Michel Matthias · Ständerat · 2025-09-23
Michel Matthias · Ständerat · Zug · FDP-Liberale Fraktion · 2025-09-23
Wortprotokoll
Ich habe etwas Angst, dass man hier aus dem Furor, den ich ja eigentlich nachvollziehen kann und den Kollege Jositsch hier schon mal abgeladen hat, überschiesst und dass wir uns hier nicht sehr reflektiert verhalten. Es geht mir weniger um die inhaltlichen Anliegen, die an den Gerichtshof herangetragen werden, bzw. um eine allfällige Reform, das Subsidiaritätsprinzip usw., sondern vielmehr um den Weg.
Wir sollen uns hier quasi einem offenen Brief anschliessen, der im Mai durch einige Staatspräsidentinnen und Staatspräsidenten veröffentlicht, abgeschlossen oder gesendet worden ist. Es kommt mir vor, als würden wir ein bisschen wie die alte Fasnacht jetzt noch hinterdrein kommen. Gefragt wurden wir nicht, wir konnten auch nicht am Inhalt mitwirken. Wir würden jetzt einfach sagen, ja, wir sind dann quasi in dieser Gruppe auch dabei. Dabei ist völlig offen, was genau verlangt wird. Es ist ein Appell - ein politischer Appell. Es ist nicht ein Dokument in einem institutionellen Verfahren, das rechtliche Anträge enthält. Es ist ein politischer Appell, eine Unmutsäusserung; das kennen wir, das haben wir mit unserer Erklärung auch gemacht. Aber dann haben wir gesagt, wir unterstützen das mit einer Motion - wir haben die Motion Caroni 24.3485 angenommen -, mit der wir den Bundesrat beauftragen, mittels entsprechender Verfahren Reformen anzugehen. Und ich glaube, das ist der Schweizer Weg. Ich habe das Gefühl, wir würden diesen institutionellen Weg schwächen, wenn wir jetzt auch noch mit unserer Fahne hinter diesen anderen neun Staaten hergehen würden. Das möchte ich eigentlich nicht. Mir geht es um den Inhalt, aber diese Form hier kann ich nicht unterstützen.
Es wurde dann auch noch der Brief erwähnt; ich habe ihn gelesen. Ich weiss nicht, wer ihn alles gelesen hat - das wäre vielleicht auch noch wichtig.
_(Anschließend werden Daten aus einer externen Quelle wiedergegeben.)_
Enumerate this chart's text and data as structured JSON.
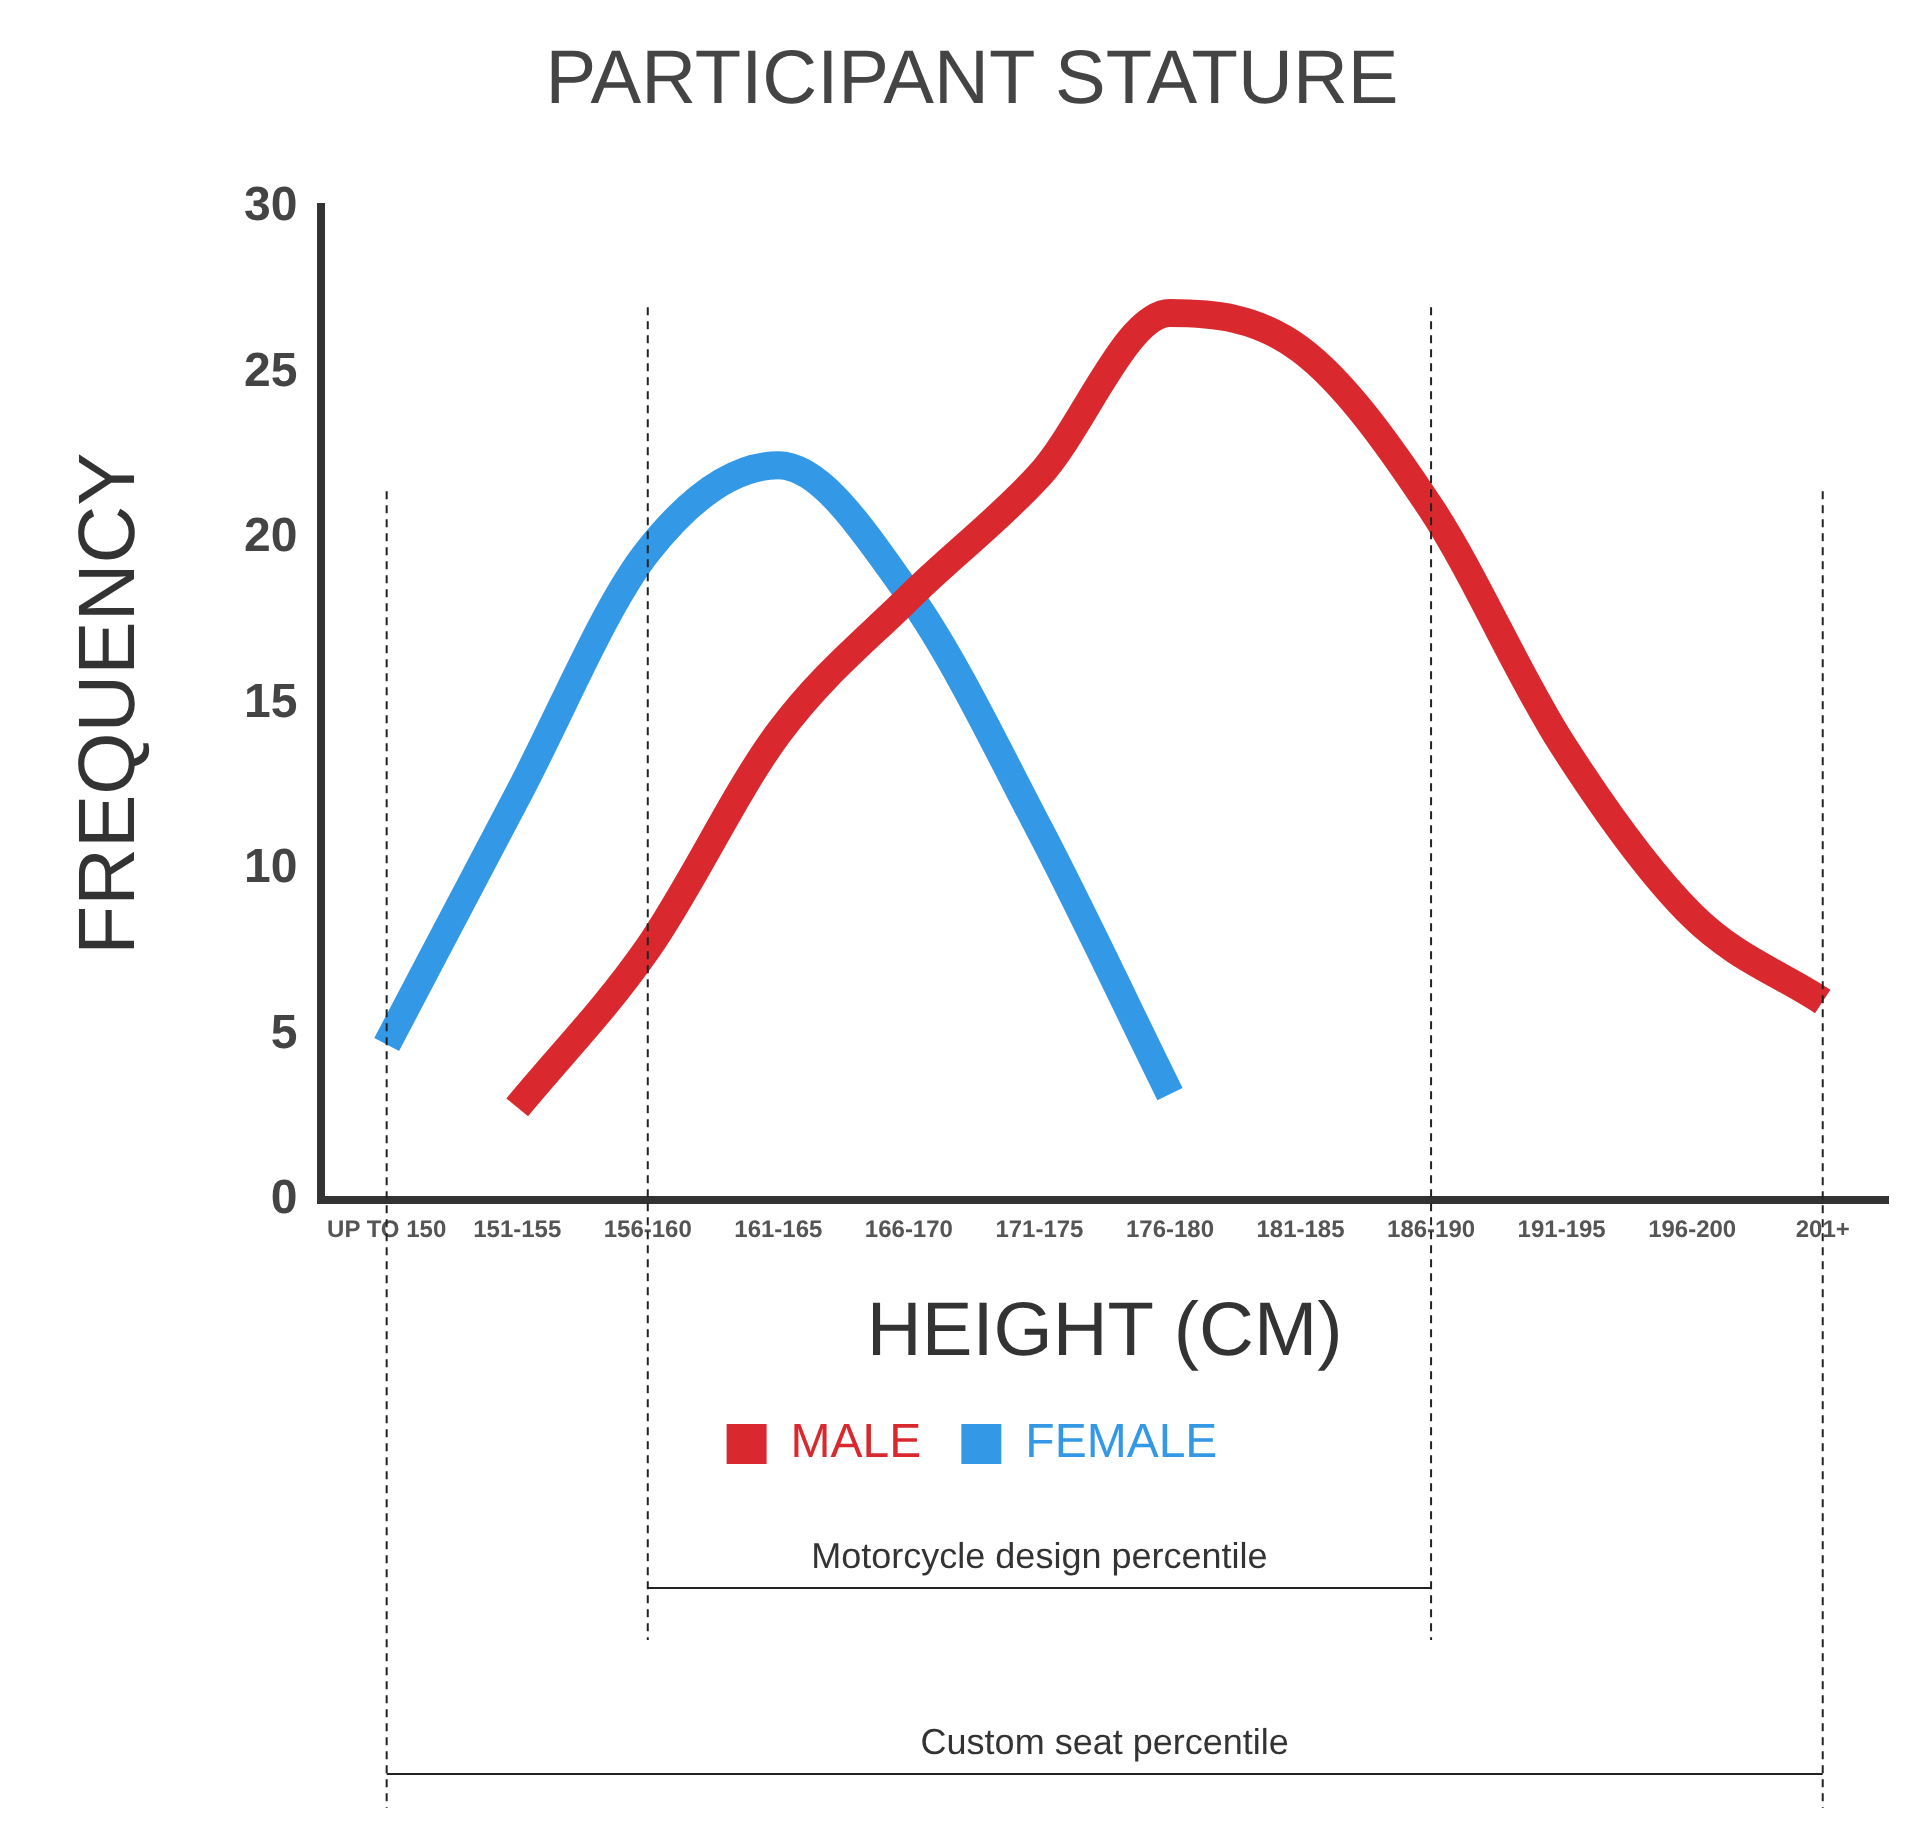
{
  "chart_data": {
    "type": "line",
    "title": "PARTICIPANT STATURE",
    "xlabel": "HEIGHT (CM)",
    "ylabel": "FREQUENCY",
    "categories": [
      "UP TO 150",
      "151-155",
      "156-160",
      "161-165",
      "166-170",
      "171-175",
      "176-180",
      "181-185",
      "186-190",
      "191-195",
      "196-200",
      "201+"
    ],
    "series": [
      {
        "name": "MALE",
        "color": "#d9292f",
        "values": [
          null,
          2.8,
          7.6,
          14.1,
          18.2,
          21.9,
          26.8,
          25.7,
          20.9,
          13.8,
          8.6,
          6.0
        ]
      },
      {
        "name": "FEMALE",
        "color": "#3399e6",
        "values": [
          4.7,
          12.2,
          19.6,
          22.2,
          18.3,
          11.2,
          3.2,
          null,
          null,
          null,
          null,
          null
        ]
      }
    ],
    "ylim": [
      0,
      30
    ],
    "yticks": [
      0,
      5,
      10,
      15,
      20,
      25,
      30
    ],
    "ref_lines": [
      {
        "axis": "x",
        "value": "156-160",
        "color": "#222222",
        "line_style": "dashed"
      },
      {
        "axis": "x",
        "value": "186-190",
        "color": "#222222",
        "line_style": "dashed"
      },
      {
        "axis": "x",
        "value": "UP TO 150",
        "color": "#222222",
        "line_style": "dashed"
      },
      {
        "axis": "x",
        "value": "201+",
        "color": "#222222",
        "line_style": "dashed"
      }
    ],
    "annotations": [
      "Motorcycle design percentile",
      "Custom seat percentile"
    ],
    "grid": false,
    "legend": "bottom",
    "marker": "none",
    "line_style": "solid"
  }
}
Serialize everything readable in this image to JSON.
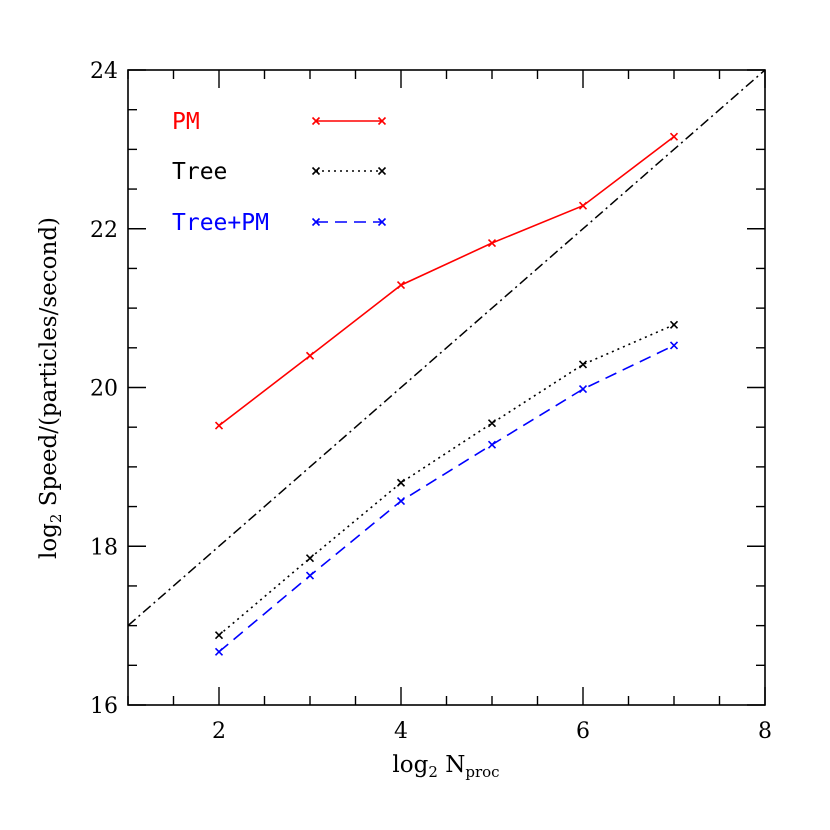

Zu Beginn wird ihr Glaube an den Multilateralismus bezeugt, werden Institutionen wie die UNO, die EU, die Nato hochgehalten - das finde ich ja auch, aber vielleicht nicht alle in diesem Saal -, nachher wird eine migrationspolitische Unzufriedenheit geäussert. Ich will mich nun einfach nicht in diese Reihe einreihen. Wir hatten eine Unzufriedenheit anderer Art, wir waren direkt betroffen vom Klimaurteil. Das haben wir, glaube ich, abgehandelt, und wir haben Aufträge verfasst.
Noch etwas: Ich denke, die neun Ministerpräsidentinnen und Ministerpräsidenten, die da unterschrieben haben, haben nicht ihre Parlamente gefragt, vielleicht noch ihre Regierung, wenn es hochkommt. Wir hätten hier einen parlamentarisch unterstützten offenen Brief oder eben diesen Appell. Wir würden das also noch verstärken, indem wir es demokratiepolitisch unterlegen. Meine Befürchtung ist, dass wir dann einer Gruppe zugehören. Wenn diese Gruppe irgendwann institutionalisiert würde, müssten wir uns dann erklären, weshalb wir vielleicht nicht jeden Absatz, jeden Artikel, den sie vorschlägt, mit unterstützen. Wir würden hier also auch an Handlungsfreiheit verlieren, die wir sonst immer hochhalten, wenn es um internationale Koordination geht.
Ich habe den Brief gelesen - es fehlt auch ein Adressat, oder? Es hat nicht einmal eine Adresse drauf, und man weiss dann nicht, an wen sich diese neun Staaten richten. Sie beginnen kein formelles Verfahren, es ist einfach eine öffentliche Unmutsäusserung, es ist quasi eine milde Form einer Demo, oder? Und wir sollen jetzt mit der Schweizer Fahne noch hinterdrein ziehen. Ich glaube, das ist einfach nicht unser Weg.
Den Weg, den wir zu gehen haben, sind wir gegangen; darin ist alles inbegriffen. Das Anlehnen an diese neun Staaten bringt keinen Mehrwert. Deshalb lehne ich die Motion ab.